- Born: 28 December 1960 Kampung Parit Panjang, Baling, Kedah, Federation of Malaya
- Died: 4 October 1993 (aged 32) Mogadishu, Somalia
- Allegiance: Malaysia
- Branch: Malaysian Armed Forces Malaysian Army;
- Service years: 1980–1993
- Rank: Lance Corporal Corporal (posthumous)
- Unit: 19th Battalion Royal Malay Regiment
- Commands: Malaysian Battilion (MALBATT); United Nations Operation in Somalia II (UNOSOM II);
- Conflicts: Communist insurgency in Malaysia (1968–89) Battle of Mogadishu (1993) †
- Awards: Seri Pahlawan Gagah Perkasa (SP)

= Mat Aznan Awang =

Malaysian Army soldier

Corporal Mat Aznan bin Awang (28 December 1960 – 4 October 1993) was a Malaysian Army soldier who served in the Malaysia Battalion (MALBATT) of the United Nations Operation in Somalia II (UNOSOM II). Mat Aznan was posthumously awarded the Seri Pahlawan Gagah Perkasa (SP) for his actions during the Battle of Mogadishu in October 1993. He was a Royal Malay Regiment soldier and hailed from Kampung Parit Panjang, Baling, Kedah.

==Battle of Mogadishu==
On 4 October 1993, Mat Aznan was involved in the rescue mission of seventy US Rangers and five members of the US Air Force who were surrounded in the Bakaara Market area of Mogadishu, Somalia.

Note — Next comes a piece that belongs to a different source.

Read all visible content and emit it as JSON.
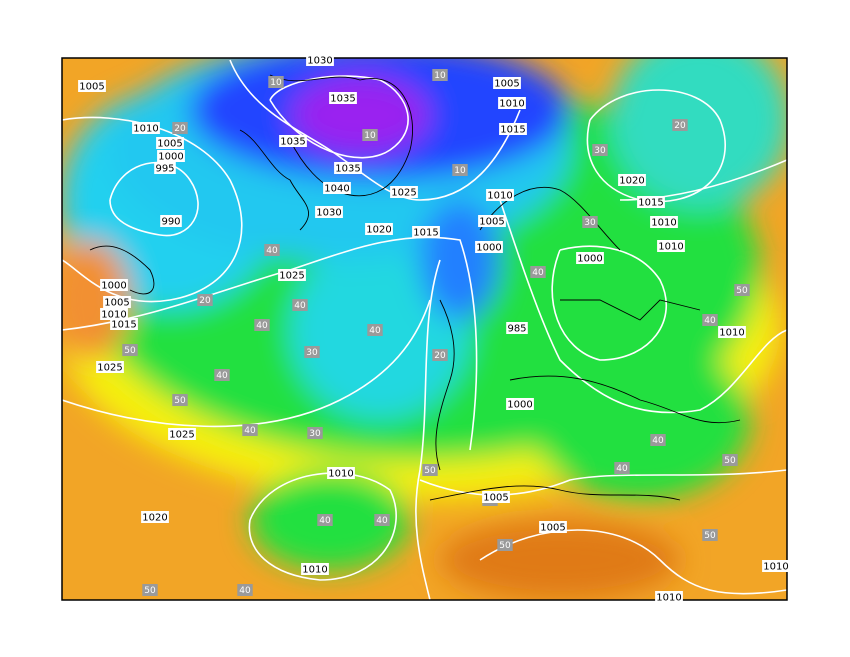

During the rescue operation, Mat Aznan acted as a driver of a Condor Armoured Personnel Carrier (APC).

While in transit, the rescue convoy was ambushed and the armoured car driven by him was shot at by anti-tank weapons from the front. This penetrated the bullet-proof window, killing him and wounding nine others.

In this incident, four Condor APC vehicles were destroyed. However, the rescue efforts of US military personnel was successfully executed by MALBATT.

==Honours==
Mat Aznan Awang was awarded the Seri Pahlawan Gagah Perkasa (SP) from the 10th Yang di-Pertuan Agong, Almarhum Tuanku Jaafar of Negeri Sembilan on 4 June 1994. He was posthumously promoted to Corporal by the Malaysian Army.
- Malaysia
  - Recipient of the Grand Knight of Valour (SP) (1994)
- Kedah
  - Bronze star of State of Kedah Star of Valour (BKK) (1994)

==Legacy==
One of Mat Aznan's daughters continues the legacy by serving in the same battalion.